Dans « Le Ralliement des Compagnons du Devoir », nous lisons ceci a ce sujet :
« Ce jour de 1 er novembre foule de CC . : dans la rue de la Serpe, le drapeau est déployé avec un crêpe, c’est le doyen Perdriau dit Manceau fleur d’amour qui le porte ; ce C . : est titulaire de médailles de sauvetage qui couvrent sa poitrine. Saumur l’ami du travail est le rouleur qui donne le signal du départ. Chemin faisant les CC. : B. : rejoignent les sociétés de sauvetage et l’Union patriotique qui vont déposer une couronne sur le monument élevé à la mémoire des combattants de 1870. Clairons et musique conduisent les sociétés suivies par une foule qui est si nombreuse que la circulation est impossible. La police fait de son mieux pour faire circuler le monde. Enfin voilà le cimetière franchi, vraiment ce n’est pas sans peine. Les CC. : boulangers font halte auprès du tombeau de la mère Jacob, ils attendent le porte-drapeau qui est reste avec les médailles qui ont fini leur cérémonie, ce qui permet au Pays Perdriau de rejoindre ses collègues qui l’attendent avec impatience… ».
Le monument élevé à la mémoire des combattants de 1870 du cimetière de la Salle.
Ce Compagnon boulanger hors du commun appartenant à la catégorie des Hommes de Devoir, à l’identique de ses contemporains, les BOUTIN, Saumur Plein d’Honneur, acteur de la commune comme représentant des Compagnons boulangers de Paris, ou encore ENTRAYGUES, Limousin Bon Courage, dont nous avons déjà présenté la biographie, disparaitra le 9 janvier 1899 à son domicile à Tours.
Parution dans « Le Ralliement des Compagnons du Devoir », numéro 369 du 12 février 1899.
* Henri CHABANNES, Nivernais Noble Cœur, Compagnon tonnelier du Devoir de Liberté écrivit son « Evasion de L’ile du diable » publiée en 1862. Plusieurs fois inquiètes pour complot, il fut l’un des principaux agitateurs de la Marianne dans la Nièvre.
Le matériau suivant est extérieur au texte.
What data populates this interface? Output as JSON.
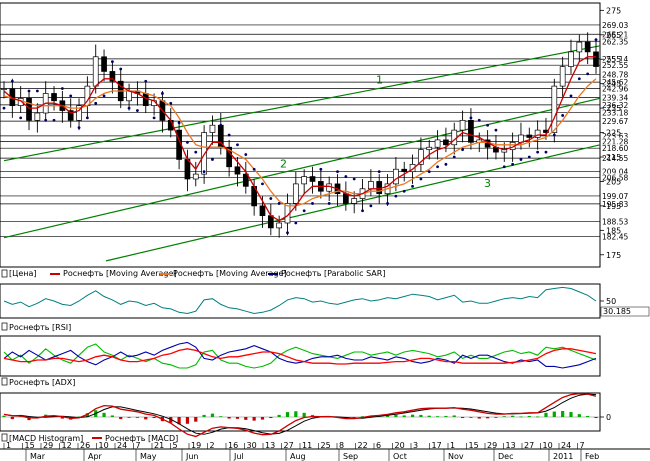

On arrêta ses deux frères, on lançait un mandat d’arrêt contre lui, et l’ont perquisitionna chez sa mère ou l’on découvrit de la poudre à canon qu’elle fabriquait elle-même. Il fut inculpé à Paris ou on l’arrêta, dans le procès de la jeune montagne. Lors de son jugement, de la correspondance de Chabannes, le procureur retint trois lettres dont une signée Pierre Gruin, parlait des compagnonnages et précédait l’envoi d’un ouvrage sur les « sociétés de compagnons dites Cayennes ».
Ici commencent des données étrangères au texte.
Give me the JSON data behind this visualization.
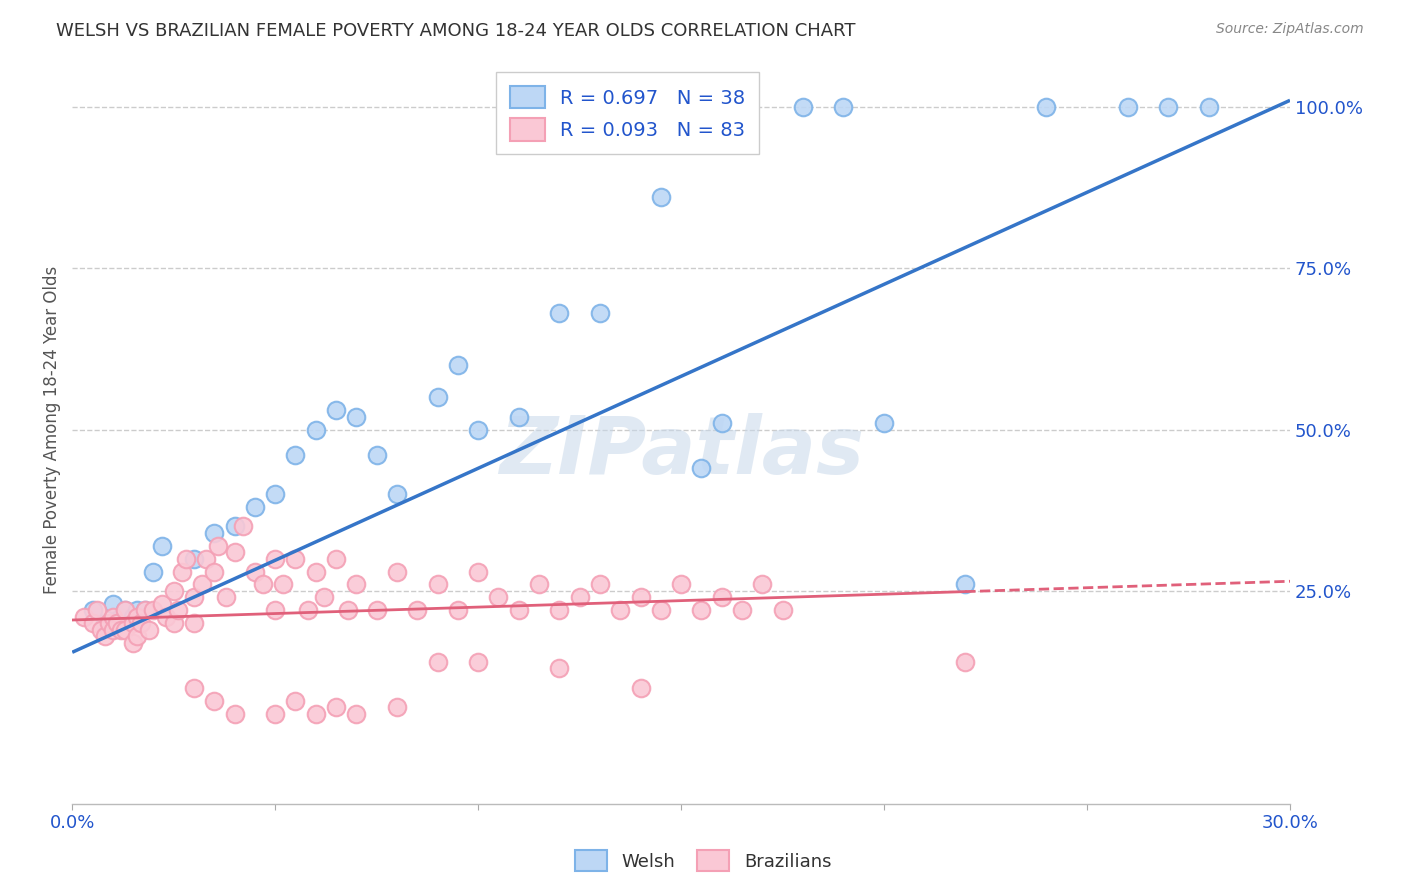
{
  "title": "WELSH VS BRAZILIAN FEMALE POVERTY AMONG 18-24 YEAR OLDS CORRELATION CHART",
  "source": "Source: ZipAtlas.com",
  "ylabel": "Female Poverty Among 18-24 Year Olds",
  "right_yticks": [
    "100.0%",
    "75.0%",
    "50.0%",
    "25.0%"
  ],
  "right_ytick_vals": [
    1.0,
    0.75,
    0.5,
    0.25
  ],
  "xlim": [
    0.0,
    0.3
  ],
  "ylim": [
    -0.08,
    1.08
  ],
  "welsh_R": "0.697",
  "welsh_N": "38",
  "brazilian_R": "0.093",
  "brazilian_N": "83",
  "welsh_color": "#7EB3E8",
  "welsh_fill": "#BDD7F5",
  "brazilian_color": "#F4A0B5",
  "brazilian_fill": "#FAC8D5",
  "line_welsh_color": "#3575C8",
  "line_brazil_color": "#E0607A",
  "legend_text_color": "#2255CC",
  "welsh_scatter_x": [
    0.005,
    0.008,
    0.01,
    0.012,
    0.013,
    0.015,
    0.016,
    0.018,
    0.02,
    0.022,
    0.03,
    0.035,
    0.04,
    0.045,
    0.05,
    0.055,
    0.06,
    0.065,
    0.07,
    0.075,
    0.08,
    0.09,
    0.095,
    0.1,
    0.11,
    0.12,
    0.13,
    0.145,
    0.155,
    0.16,
    0.18,
    0.19,
    0.2,
    0.22,
    0.24,
    0.26,
    0.27,
    0.28
  ],
  "welsh_scatter_y": [
    0.22,
    0.2,
    0.23,
    0.21,
    0.22,
    0.21,
    0.22,
    0.22,
    0.28,
    0.32,
    0.3,
    0.34,
    0.35,
    0.38,
    0.4,
    0.46,
    0.5,
    0.53,
    0.52,
    0.46,
    0.4,
    0.55,
    0.6,
    0.5,
    0.52,
    0.68,
    0.68,
    0.86,
    0.44,
    0.51,
    1.0,
    1.0,
    0.51,
    0.26,
    1.0,
    1.0,
    1.0,
    1.0
  ],
  "welsh_line_x": [
    0.0,
    0.3
  ],
  "welsh_line_y": [
    0.155,
    1.01
  ],
  "brazilian_scatter_x": [
    0.003,
    0.005,
    0.006,
    0.007,
    0.008,
    0.009,
    0.01,
    0.01,
    0.011,
    0.012,
    0.013,
    0.013,
    0.015,
    0.015,
    0.016,
    0.016,
    0.017,
    0.018,
    0.019,
    0.02,
    0.022,
    0.023,
    0.025,
    0.025,
    0.026,
    0.027,
    0.028,
    0.03,
    0.03,
    0.032,
    0.033,
    0.035,
    0.036,
    0.038,
    0.04,
    0.042,
    0.045,
    0.047,
    0.05,
    0.05,
    0.052,
    0.055,
    0.058,
    0.06,
    0.062,
    0.065,
    0.068,
    0.07,
    0.075,
    0.08,
    0.085,
    0.09,
    0.095,
    0.1,
    0.105,
    0.11,
    0.115,
    0.12,
    0.125,
    0.13,
    0.135,
    0.14,
    0.145,
    0.15,
    0.155,
    0.16,
    0.165,
    0.17,
    0.175,
    0.03,
    0.035,
    0.04,
    0.05,
    0.055,
    0.06,
    0.065,
    0.07,
    0.08,
    0.09,
    0.1,
    0.12,
    0.14,
    0.22
  ],
  "brazilian_scatter_y": [
    0.21,
    0.2,
    0.22,
    0.19,
    0.18,
    0.2,
    0.21,
    0.19,
    0.2,
    0.19,
    0.22,
    0.19,
    0.2,
    0.17,
    0.21,
    0.18,
    0.2,
    0.22,
    0.19,
    0.22,
    0.23,
    0.21,
    0.25,
    0.2,
    0.22,
    0.28,
    0.3,
    0.24,
    0.2,
    0.26,
    0.3,
    0.28,
    0.32,
    0.24,
    0.31,
    0.35,
    0.28,
    0.26,
    0.3,
    0.22,
    0.26,
    0.3,
    0.22,
    0.28,
    0.24,
    0.3,
    0.22,
    0.26,
    0.22,
    0.28,
    0.22,
    0.26,
    0.22,
    0.28,
    0.24,
    0.22,
    0.26,
    0.22,
    0.24,
    0.26,
    0.22,
    0.24,
    0.22,
    0.26,
    0.22,
    0.24,
    0.22,
    0.26,
    0.22,
    0.1,
    0.08,
    0.06,
    0.06,
    0.08,
    0.06,
    0.07,
    0.06,
    0.07,
    0.14,
    0.14,
    0.13,
    0.1,
    0.14
  ],
  "brazilian_line_x": [
    0.0,
    0.3
  ],
  "brazilian_line_y": [
    0.205,
    0.265
  ],
  "watermark": "ZIPatlas",
  "background_color": "#ffffff",
  "grid_color": "#cccccc"
}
Au début d’aout 1855, Nivernais Noble Cœur est condamné à deux ans de prison, 100 francs d’amendes et cinq ans d’interdiction de séjour, puis les 29 aout, a quatre ans de prison, 100 francs d’amendes et aux dépenses solidairement. Il fut déporté en Guyane, aux iles du salut, d’où il s’évada le 12 août 1856, sur un radeau avec huit de ses compagnons d’infortune, aborda la Guyane hollandaise et travailla comme ébéniste à New York et dans le Tennessee. Revenu à Pouilly en 1861, il était inscrit sur la liste des hommes dangereux de l’arrondissement de Cosne.
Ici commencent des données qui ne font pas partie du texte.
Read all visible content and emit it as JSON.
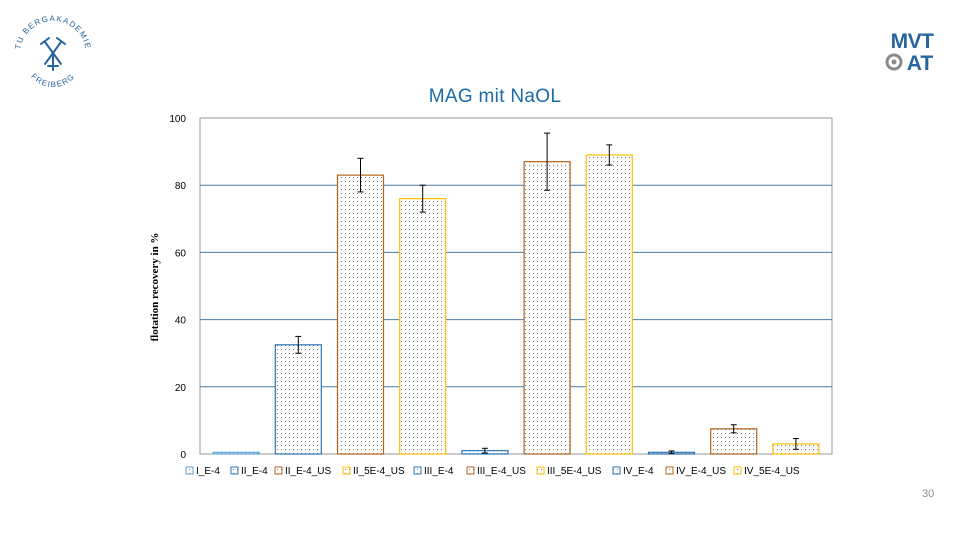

Il édita lui-même la suite de ses réflexions sur la classe ouvrière et le compagnonnage, sous la forme d’une autobiographie : « Guerre a l’ignorance ». Vinrent ensuite : « Un palais du compagnonnage et la suppression du chômage sur le tour de France » en 1868 ; des chansons en 1870, dont une consacrée au « Palais du compagnonnage », projet grandiose qui tenait à cœur à son auteur devenu son propre éditeur. En 1871, pendant la commune de Paris, Chabannes eut encore une activité importante, mais cela est une autre histoire… qui le conduira à être condamné à mort, il quitta Paris et s’installa à New York où il fit paraître L’Organisation du travail en 1881. Il vivait encore en 1886…
« Guerre a l’ignorance » consultable sur Gallica : http://gallica.bnf.fr/ark:/12148/bpt6k63509131/
Je tiens à remercier plus particulièrement pour l’aide à mes recherches qui ont servis à la réalisation de cette étude, le responsable du superbe site « Maitron en ligne Université Paris 1 » grâce au quel j’ai pu avoir le libre accès à ce formidable Dictionnaire de la biographie ouvrière et également Monsieur Laurent Bastard, Conservateur du Musée du Compagnonnage de Tours pour les nombreuses informations qu’il m’a communiqué, en particulier sur les Compagnons Tisseurs.
Laurent Bourcier, Picard la Fidélité, C.P.R.F.A.D.